Aquí están sus poemas santiaguinos, podría decirse; poemas en verso y en prosa hundidos en una de las sedes (todavía) más desastrosas de Capital. El poema (en prosa) que da título al libro —subtitulado “(Allende ha muerto)”— presentaría la bitácora enardecida de un 12 de septiembre de 1973, ese día después continuamente perpetuado, grabado (a fuego) en cada elemento del futuro espacio corroído de Ciudad Lumpen. Voces de inmigrantes, ruinas exteriores e interiores, “materias desbocadas”, un manual para fabricar bombas molotov: “la omnipotencia del chacal”, “la cabeza de Anubis” vive y se regenera entre ellos.
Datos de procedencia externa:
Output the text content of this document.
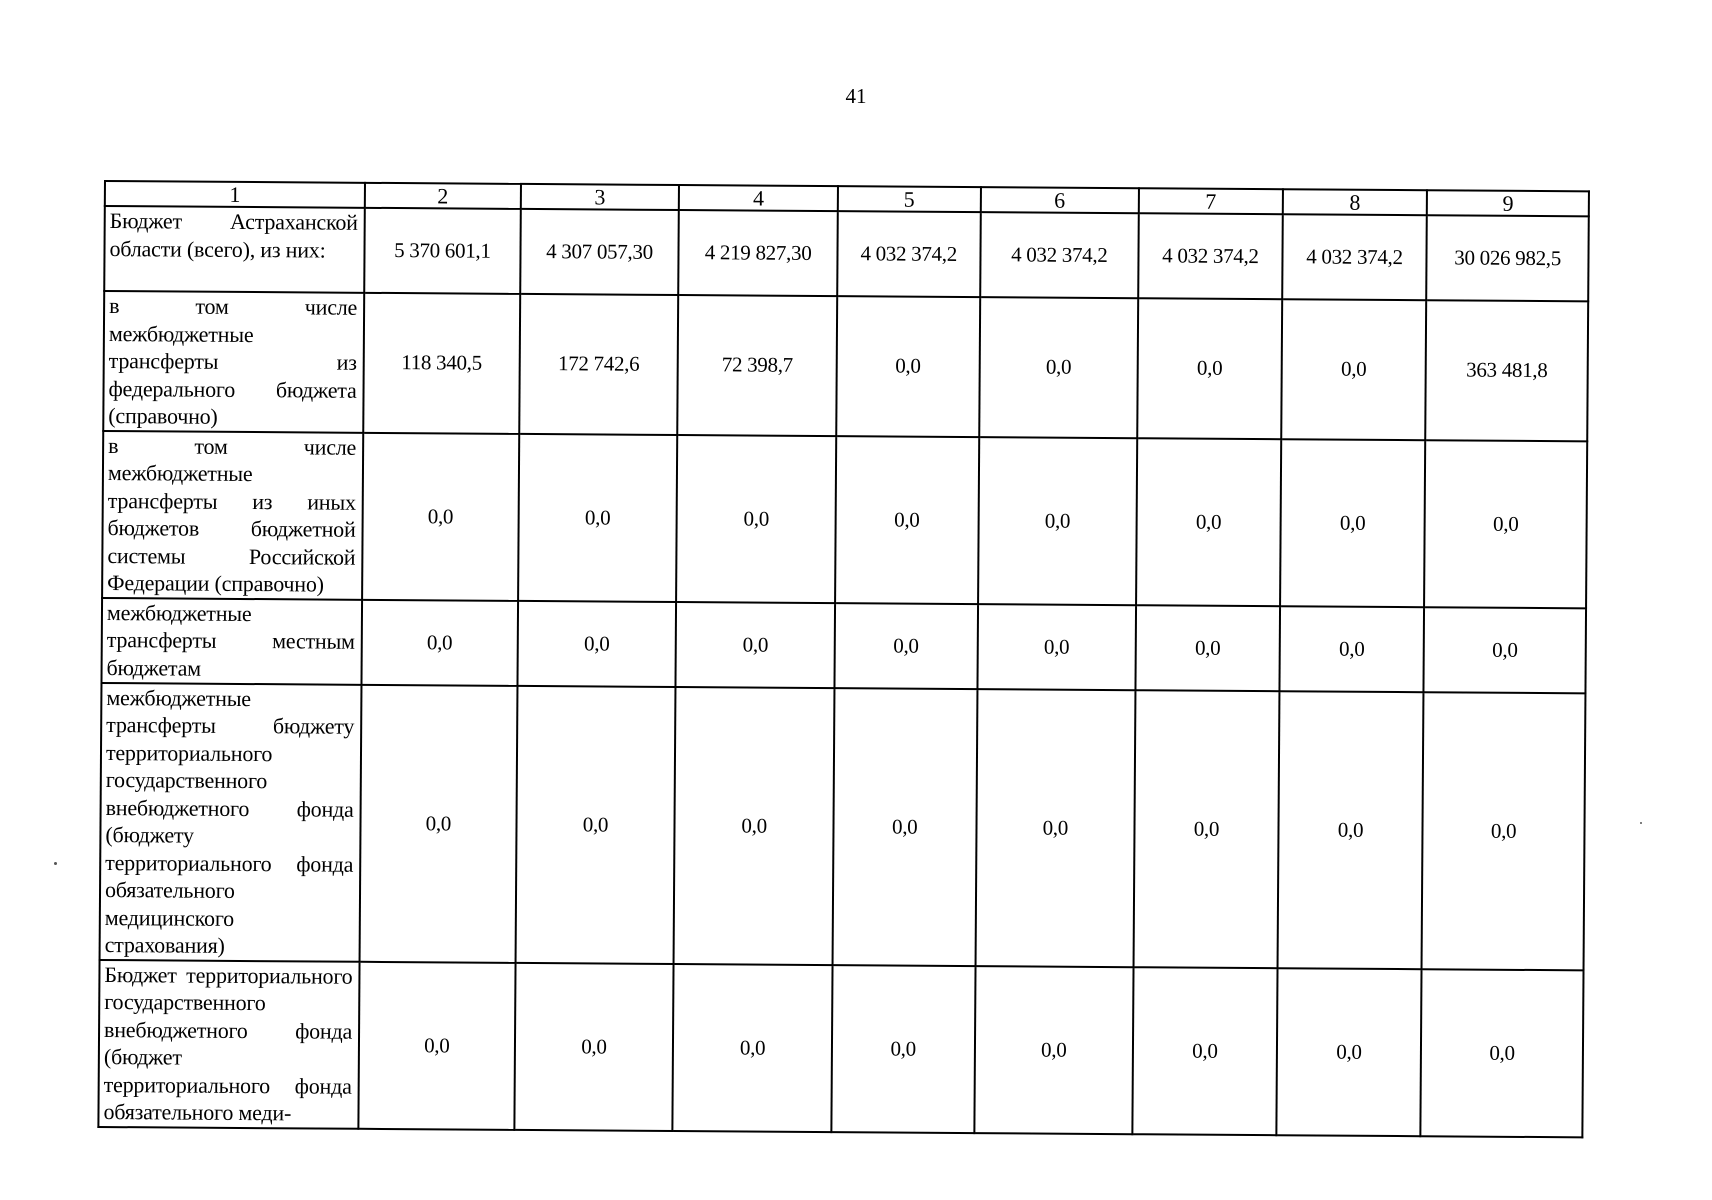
41
1	2	3	4	5	6	7	8	9
Бюджет Астраханской области (всего), из них:	5 370 601,1	4 307 057,30	4 219 827,30	4 032 374,2	4 032 374,2	4 032 374,2	4 032 374,2	30 026 982,5
в том числе межбюджетные трансферты из федерального бюджета (справочно)	118 340,5	172 742,6	72 398,7	0,0	0,0	0,0	0,0	363 481,8
в том числе межбюджетные трансферты из иных бюджетов бюджетной системы Российской Федерации (справочно)	0,0	0,0	0,0	0,0	0,0	0,0	0,0	0,0
межбюджетные трансферты местным бюджетам	0,0	0,0	0,0	0,0	0,0	0,0	0,0	0,0
межбюджетные трансферты бюджету территориального государственного внебюджетного фонда (бюджету территориального фонда обязательного медицинского страхования)	0,0	0,0	0,0	0,0	0,0	0,0	0,0	0,0
Бюджет территориального государственного внебюджетного фонда (бюджет территориального фонда обязательного меди-	0,0	0,0	0,0	0,0	0,0	0,0	0,0	0,0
¿El poema también? ¿El poema, ese “pez” “que desciende huidizo / por el arroyo del tiempo”, tal cual se lee en una suerte de arte poética de Diario de la peste (incluido también en Paraíso Inc.)? El poema se desplaza pero junto a él se advierte la figura difusa de alguien que ha indagado en lecturas y músicas inconvenientes y que mientras escribe y alza la vista en una playa del litoral central se encuentra aún, en cierto modo, ahí: a la espera de hacerse fuerte en inviernos de sangre, “cuando la mierda acumulada por tanto tiempo en esta franja de tierra seca y sufriente estalle derribando los muros”.

          Cortesanas, escribas, inválidos, pederastas, ladrones, solitarios gobernantes, toda esa corte que come y gime y caga sentada en la mesa de Cristo Redentor arderá en las llamas de aquelarre de los famélicos entonces.



          Entonces.

A primera vista, Diario de la peste explora sin descanso entre los fragmentos ruinosos de una desesperanza inconmovible. A segunda vista, también. En ese tono, las voces de Ovidio, Rimbaud, Kafka, William Burroughs y Malcolm Lowry pasan aquí revista al ejército de neochilenos terribles, atrapados aún entre los epítetos del desgarro. Y por qué no: del odio, ese potente —ya lo hemos visto— sentimiento revolucionario.